Hint – Assume any variable be the liters of alcohol then first try to find out liters of alcohol as variable is the 20 percent of 15 so, use this concept to reach the solution of the problem.

Given data
15 liters of mixtures contains 20 percent alcohol and the rest water.
Let alcohol be x liters.
So, water will be (15 - x) liters.
Now, according to the given condition, x is the 20 percent of 15.
$ \Rightarrow x = \dfrac{{20}}{{100}} \times 15 = \dfrac{{15}}{5} = 3$ Liters.
So water will be (15 - 3) = 12 liters.
Now it is given that 3 liters of water is mixed with the mixture.

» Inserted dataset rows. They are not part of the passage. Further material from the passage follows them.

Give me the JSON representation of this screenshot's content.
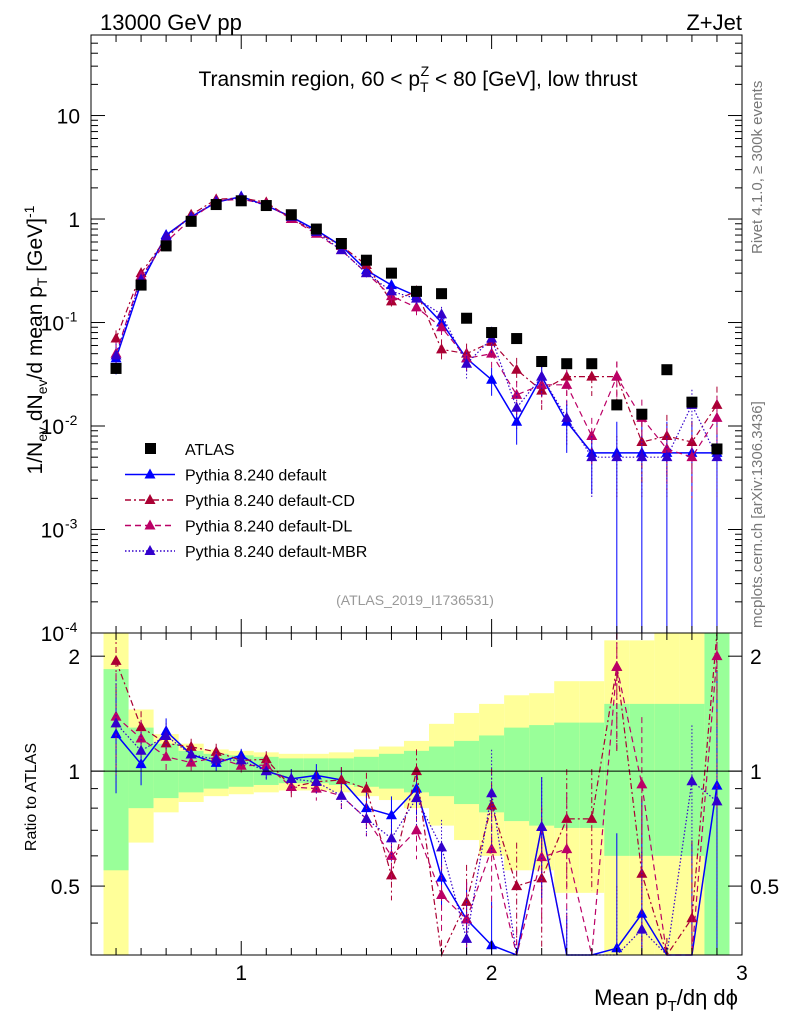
{
  "header": {
    "energy_label": "13000 GeV pp",
    "process_label": "Z+Jet"
  },
  "side": {
    "rivet_label": "Rivet 4.1.0, ≥ 300k events",
    "site_label": "mcplots.cern.ch [arXiv:1306.3436]"
  },
  "chart_data": {
    "type": "scatter",
    "title": "Transmin region, 60 < p_T^Z < 80 [GeV], low thrust",
    "analysis_id": "(ATLAS_2019_I1736531)",
    "xlabel": "Mean p_T/dη dϕ",
    "ylabel": "1/N_ev dN_ev/d mean p_T [GeV]^-1",
    "ratio_ylabel": "Ratio to ATLAS",
    "xlim": [
      0.4,
      3.0
    ],
    "ylim": [
      0.0001,
      60
    ],
    "ratio_ylim": [
      0.33,
      2.3
    ],
    "x_ticks": [
      "1",
      "2",
      "3"
    ],
    "y_ticks": [
      "10^-4",
      "10^-3",
      "10^-2",
      "10^-1",
      "1",
      "10"
    ],
    "ratio_ticks": [
      "0.5",
      "1",
      "2"
    ],
    "legend": [
      "ATLAS",
      "Pythia 8.240 default",
      "Pythia 8.240 default-CD",
      "Pythia 8.240 default-DL",
      "Pythia 8.240 default-MBR"
    ],
    "x": [
      0.5,
      0.6,
      0.7,
      0.8,
      0.9,
      1.0,
      1.1,
      1.2,
      1.3,
      1.4,
      1.5,
      1.6,
      1.7,
      1.8,
      1.9,
      2.0,
      2.1,
      2.2,
      2.3,
      2.4,
      2.5,
      2.6,
      2.7,
      2.8,
      2.9
    ],
    "data_values": [
      0.036,
      0.23,
      0.55,
      0.95,
      1.38,
      1.5,
      1.35,
      1.1,
      0.8,
      0.58,
      0.4,
      0.3,
      0.2,
      0.19,
      0.11,
      0.08,
      0.07,
      0.042,
      0.04,
      0.04,
      0.016,
      0.013,
      0.035,
      0.017,
      0.006
    ],
    "band_inner": [
      [
        0.55,
        1.85
      ],
      [
        0.8,
        1.3
      ],
      [
        0.85,
        1.18
      ],
      [
        0.88,
        1.13
      ],
      [
        0.9,
        1.11
      ],
      [
        0.91,
        1.1
      ],
      [
        0.92,
        1.09
      ],
      [
        0.93,
        1.08
      ],
      [
        0.93,
        1.08
      ],
      [
        0.92,
        1.08
      ],
      [
        0.91,
        1.09
      ],
      [
        0.9,
        1.11
      ],
      [
        0.88,
        1.13
      ],
      [
        0.86,
        1.16
      ],
      [
        0.82,
        1.2
      ],
      [
        0.78,
        1.24
      ],
      [
        0.74,
        1.3
      ],
      [
        0.72,
        1.32
      ],
      [
        0.71,
        1.34
      ],
      [
        0.71,
        1.34
      ],
      [
        0.6,
        1.5
      ],
      [
        0.6,
        1.5
      ],
      [
        0.6,
        1.5
      ],
      [
        0.6,
        1.5
      ],
      [
        0.2,
        2.5
      ]
    ],
    "band_outer": [
      [
        0.3,
        2.5
      ],
      [
        0.65,
        1.45
      ],
      [
        0.78,
        1.25
      ],
      [
        0.83,
        1.18
      ],
      [
        0.86,
        1.14
      ],
      [
        0.87,
        1.13
      ],
      [
        0.88,
        1.12
      ],
      [
        0.89,
        1.11
      ],
      [
        0.89,
        1.11
      ],
      [
        0.88,
        1.12
      ],
      [
        0.86,
        1.14
      ],
      [
        0.84,
        1.16
      ],
      [
        0.8,
        1.2
      ],
      [
        0.72,
        1.33
      ],
      [
        0.66,
        1.42
      ],
      [
        0.6,
        1.5
      ],
      [
        0.55,
        1.58
      ],
      [
        0.55,
        1.6
      ],
      [
        0.48,
        1.72
      ],
      [
        0.48,
        1.72
      ],
      [
        0.3,
        2.2
      ],
      [
        0.3,
        2.2
      ],
      [
        0.3,
        2.5
      ],
      [
        0.3,
        2.5
      ],
      [
        0.3,
        2.5
      ]
    ],
    "series": [
      {
        "name": "Pythia 8.240 default",
        "color": "#0000ff",
        "dash": "",
        "values": [
          0.045,
          0.24,
          0.7,
          1.05,
          1.45,
          1.65,
          1.35,
          1.05,
          0.78,
          0.55,
          0.32,
          0.23,
          0.18,
          0.1,
          0.045,
          0.028,
          0.011,
          0.03,
          0.011,
          0.0055,
          0.0055,
          0.0055,
          0.0055,
          0.0055,
          0.0055
        ],
        "errors": [
          0.3,
          0.12,
          0.08,
          0.05,
          0.05,
          0.04,
          0.05,
          0.06,
          0.07,
          0.08,
          0.1,
          0.12,
          0.14,
          0.18,
          0.25,
          0.3,
          0.4,
          0.35,
          0.5,
          0.6,
          1,
          1,
          1,
          1,
          1
        ]
      },
      {
        "name": "Pythia 8.240 default-CD",
        "color": "#aa0033",
        "dash": "6,3,2,3",
        "values": [
          0.07,
          0.3,
          0.65,
          1.1,
          1.55,
          1.6,
          1.45,
          1.0,
          0.75,
          0.55,
          0.36,
          0.16,
          0.2,
          0.055,
          0.05,
          0.065,
          0.035,
          0.022,
          0.03,
          0.03,
          0.03,
          0.007,
          0.008,
          0.007,
          0.016
        ],
        "errors": [
          0.2,
          0.1,
          0.07,
          0.05,
          0.05,
          0.04,
          0.05,
          0.06,
          0.07,
          0.08,
          0.1,
          0.14,
          0.14,
          0.25,
          0.25,
          0.25,
          0.3,
          0.35,
          0.35,
          0.35,
          0.4,
          0.6,
          0.6,
          0.6,
          0.5
        ]
      },
      {
        "name": "Pythia 8.240 default-DL",
        "color": "#bb0066",
        "dash": "6,4",
        "values": [
          0.05,
          0.28,
          0.6,
          1.0,
          1.5,
          1.55,
          1.4,
          1.0,
          0.72,
          0.5,
          0.3,
          0.18,
          0.14,
          0.09,
          0.045,
          0.05,
          0.02,
          0.025,
          0.025,
          0.008,
          0.03,
          0.012,
          0.006,
          0.005,
          0.012
        ],
        "errors": [
          0.3,
          0.12,
          0.08,
          0.05,
          0.05,
          0.04,
          0.05,
          0.06,
          0.07,
          0.08,
          0.1,
          0.14,
          0.16,
          0.2,
          0.25,
          0.3,
          0.35,
          0.35,
          0.4,
          0.5,
          0.4,
          0.5,
          0.6,
          0.6,
          0.6
        ]
      },
      {
        "name": "Pythia 8.240 default-MBR",
        "color": "#3300cc",
        "dash": "1.5,2",
        "values": [
          0.048,
          0.26,
          0.68,
          1.05,
          1.48,
          1.6,
          1.35,
          1.05,
          0.75,
          0.5,
          0.3,
          0.2,
          0.17,
          0.12,
          0.04,
          0.07,
          0.015,
          0.03,
          0.012,
          0.005,
          0.005,
          0.005,
          0.005,
          0.016,
          0.005
        ],
        "errors": [
          0.3,
          0.12,
          0.08,
          0.05,
          0.05,
          0.04,
          0.05,
          0.06,
          0.07,
          0.08,
          0.1,
          0.13,
          0.15,
          0.18,
          0.28,
          0.3,
          0.4,
          0.35,
          0.45,
          0.6,
          0.6,
          0.6,
          0.6,
          0.4,
          0.6
        ]
      }
    ]
  }
}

So, total liters in the new mixture will be $\left( {15 + 3} \right) = 18$liters.
Now we have to find out percentage of alcohol in new mixture,
Let, the percentage of alcohol in the new mixture be y.
So, y is equal to liters of alcohol divided by total liters in the new mixture multiplied by 100.
$y = \dfrac{3}{{18}} \times 100 = \dfrac{{100}}{6} = \dfrac{{50}}{3} = 16\dfrac{2}{3}$ Percent.
So, $16\dfrac{2}{3}$ is the required percentage of alcohol in the new mixture.
Hence, option (b) is correct.

Note – In such types of questions first find out the liters of alcohol from the given mixture as above, then calculate the value of total liters in the new mixture, then divide liters of alcohol to the total liters in the new mixture and multiply by 100, which is the required percentage of alcohol in the new mixture.